Mme Françoise Nyssen, ministre. - Je vous ai répondu sur la méthode : travail avec les sociétés, rencontres sur le terrain car il n'y a rien de tel, et, évidemment, consultation publique et grand débat. Vous avez raison, l'audiovisuel public ne peut pas rester éloigné de la jeunesse. Son public vieillit : 58 ans pour France télévisions et 62 ans pour Arte. Il importe de proposer des programmes adaptés, de manière linéaire ou délinéarisée. Des initiatives ont déjà été lancées : Le Mouv', Slash, offre éducative de qualité sur Arte mais les jeunes n'en connaissent pas toujours l'existence. D'où la réflexion sur les canaux de diffusion.
Mme Dominique Vérien. - Ne faudrait-il pas associer l'Éducation nationale à cette réflexion sur une chaîne éducative. La BBC est un exemple à suivre.
M. Jean-Raymond Hugonet . - L'avenir de l'audiovisuel public n'est pas un sujet nouveau. Nous sommes nombreux à penser qu'il est en décalage avec les attentes du public. Un nouveau modèle s'impose. Pour cela, il faut un audit sérieux, financièrement analytique ; analyser la gestion pléthorique des ressources humaines, la filière de production interne dispendieuse... Une rationalisation, et c'est un euphémisme, est indispensable. Où en est ainsi la gestion prévisionnelle des emplois et des compétences et la formation du personnel ? Si une refondation de l'audiovisuel est inéluctable, celle-ci ne réussira que si les objectifs sont clairs. (Applaudissements sur les bancs du groupe Les Républicains)
Mme Françoise Nyssen, ministre. - J'ai déjà répondu sur les objectifs. Des comités stratégiques est clairement ressortie la question de la formation. Si nous restons spectateurs des évolutions, la catastrophe est certaine. Il est urgent que les chaînes aident leurs équipes à se former. Chaque société y travaille : l'INA, Radio France, France télévisions.
M. André Gattolin . - Fébrilité avant l'annonce d'une réforme ou impéritie des dirigeants, on sent une grande agitation à France Télévisions. Dernier exemple en date : le changement de décor du journal de France 2 le 29 janvier dernier, étonnante dépense à l'heure où une réforme s'annonce.

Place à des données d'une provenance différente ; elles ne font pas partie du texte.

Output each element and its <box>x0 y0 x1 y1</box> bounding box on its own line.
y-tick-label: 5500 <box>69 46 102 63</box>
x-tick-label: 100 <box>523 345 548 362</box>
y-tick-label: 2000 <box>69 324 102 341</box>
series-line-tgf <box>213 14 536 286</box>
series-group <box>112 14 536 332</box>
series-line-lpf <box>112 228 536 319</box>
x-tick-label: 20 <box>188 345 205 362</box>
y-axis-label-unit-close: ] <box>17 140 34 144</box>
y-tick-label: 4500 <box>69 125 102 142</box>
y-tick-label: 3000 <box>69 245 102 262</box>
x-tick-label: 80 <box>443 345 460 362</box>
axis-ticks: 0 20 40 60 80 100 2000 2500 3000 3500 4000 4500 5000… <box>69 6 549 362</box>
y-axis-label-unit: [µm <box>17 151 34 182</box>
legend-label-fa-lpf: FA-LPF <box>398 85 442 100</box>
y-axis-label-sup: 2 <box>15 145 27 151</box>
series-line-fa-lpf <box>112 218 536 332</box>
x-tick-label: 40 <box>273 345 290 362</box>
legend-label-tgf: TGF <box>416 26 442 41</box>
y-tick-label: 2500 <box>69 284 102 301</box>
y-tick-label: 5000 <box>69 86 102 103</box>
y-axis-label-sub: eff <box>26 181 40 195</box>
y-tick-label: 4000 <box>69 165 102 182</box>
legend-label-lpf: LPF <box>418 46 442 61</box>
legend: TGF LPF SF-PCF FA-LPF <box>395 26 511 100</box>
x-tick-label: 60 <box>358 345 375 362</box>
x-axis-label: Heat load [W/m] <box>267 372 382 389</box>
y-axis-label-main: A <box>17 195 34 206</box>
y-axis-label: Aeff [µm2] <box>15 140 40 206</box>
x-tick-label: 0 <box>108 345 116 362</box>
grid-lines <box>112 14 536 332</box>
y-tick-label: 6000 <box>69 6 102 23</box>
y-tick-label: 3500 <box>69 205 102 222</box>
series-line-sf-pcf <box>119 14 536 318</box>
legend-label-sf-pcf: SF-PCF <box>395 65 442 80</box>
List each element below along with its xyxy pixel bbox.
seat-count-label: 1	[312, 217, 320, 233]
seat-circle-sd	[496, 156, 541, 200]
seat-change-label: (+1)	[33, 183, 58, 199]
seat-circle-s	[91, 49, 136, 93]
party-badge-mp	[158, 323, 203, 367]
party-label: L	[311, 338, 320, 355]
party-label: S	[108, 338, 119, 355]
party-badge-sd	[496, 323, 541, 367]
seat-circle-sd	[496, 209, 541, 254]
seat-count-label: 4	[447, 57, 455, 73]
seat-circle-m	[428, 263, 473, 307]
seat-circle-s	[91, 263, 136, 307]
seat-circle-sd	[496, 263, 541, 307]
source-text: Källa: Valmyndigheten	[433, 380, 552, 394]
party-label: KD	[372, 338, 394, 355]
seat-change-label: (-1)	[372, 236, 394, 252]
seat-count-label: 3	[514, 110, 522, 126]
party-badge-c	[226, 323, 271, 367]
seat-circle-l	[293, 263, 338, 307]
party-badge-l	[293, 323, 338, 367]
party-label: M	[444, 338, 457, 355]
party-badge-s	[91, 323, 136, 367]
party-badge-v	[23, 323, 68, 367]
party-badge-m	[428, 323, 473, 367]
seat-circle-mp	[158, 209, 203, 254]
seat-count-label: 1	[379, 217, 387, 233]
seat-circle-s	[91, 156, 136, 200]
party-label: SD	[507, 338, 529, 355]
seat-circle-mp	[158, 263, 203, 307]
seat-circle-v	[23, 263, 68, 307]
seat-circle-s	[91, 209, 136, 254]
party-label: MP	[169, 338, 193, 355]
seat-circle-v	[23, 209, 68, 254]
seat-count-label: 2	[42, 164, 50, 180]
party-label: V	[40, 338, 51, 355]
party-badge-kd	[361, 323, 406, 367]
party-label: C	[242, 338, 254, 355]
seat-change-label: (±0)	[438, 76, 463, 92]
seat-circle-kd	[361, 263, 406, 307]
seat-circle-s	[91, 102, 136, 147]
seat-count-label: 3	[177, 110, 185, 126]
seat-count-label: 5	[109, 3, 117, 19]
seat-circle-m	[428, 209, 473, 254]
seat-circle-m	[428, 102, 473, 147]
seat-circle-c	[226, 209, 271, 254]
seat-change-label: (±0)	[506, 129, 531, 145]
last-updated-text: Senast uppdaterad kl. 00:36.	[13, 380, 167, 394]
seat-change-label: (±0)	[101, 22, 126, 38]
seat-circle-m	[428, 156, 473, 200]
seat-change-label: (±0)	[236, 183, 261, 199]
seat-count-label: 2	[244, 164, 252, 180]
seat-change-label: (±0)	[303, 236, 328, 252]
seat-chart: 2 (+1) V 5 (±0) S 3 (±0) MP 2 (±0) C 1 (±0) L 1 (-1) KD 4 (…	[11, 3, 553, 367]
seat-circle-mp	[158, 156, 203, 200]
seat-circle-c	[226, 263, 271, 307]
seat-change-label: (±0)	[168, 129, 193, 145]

Plus sérieusement, nous avons appris au début de ce mois qu'une réorganisation profonde se préparait : rompant avec le modèle en plusieurs chaînes, celle-ci reposerait sur une organisation transverse, une centralisation de la création, en contradiction avec les engagements de Delphine Ernotte. La tutelle a-t-elle été informée de cette réorganisation ?
Mme Françoise Nyssen, ministre. - Je le redis : l'indépendance des médias et de l'audiovisuel public est totale. Je consulte tous les dirigeants et réunis une centaine de membres de leurs équipes. Notre mission est claire : refonder l'audiovisuel public pour mieux informer, divertir, cultiver, en touchant les jeunes, ceux qui n'ont pas accès au numérique... Donc oui, cela s'agite mais cela s'agite pour réfléchir et transformer.
M. Pierre Ouzoulias . - C'est le rôle du service public de permettre à chacun d'exercer son esprit critique. Des contenus remarquables existent sur France Culture, dont l'audience a fortement progressé grâce à la diffusion numérique. Il serait judicieux de mieux les faire connaître encore par des applications plus accessibles. Le service public a besoin d'un plan d'investissement massif dans le numérique.
Mme Françoise Nyssen, ministre. - Oui, la problématique de l'accès est cruciale. Je le sais pour avoir été éditrice dans une autre vie. Ce n'est pas suffisant d'éditer de bons livres, encore faut-il qu'ils soient lus ! Les crédits pour le numérique sont trop faibles, en effet. La coordination entre les chaînes est un premier pas.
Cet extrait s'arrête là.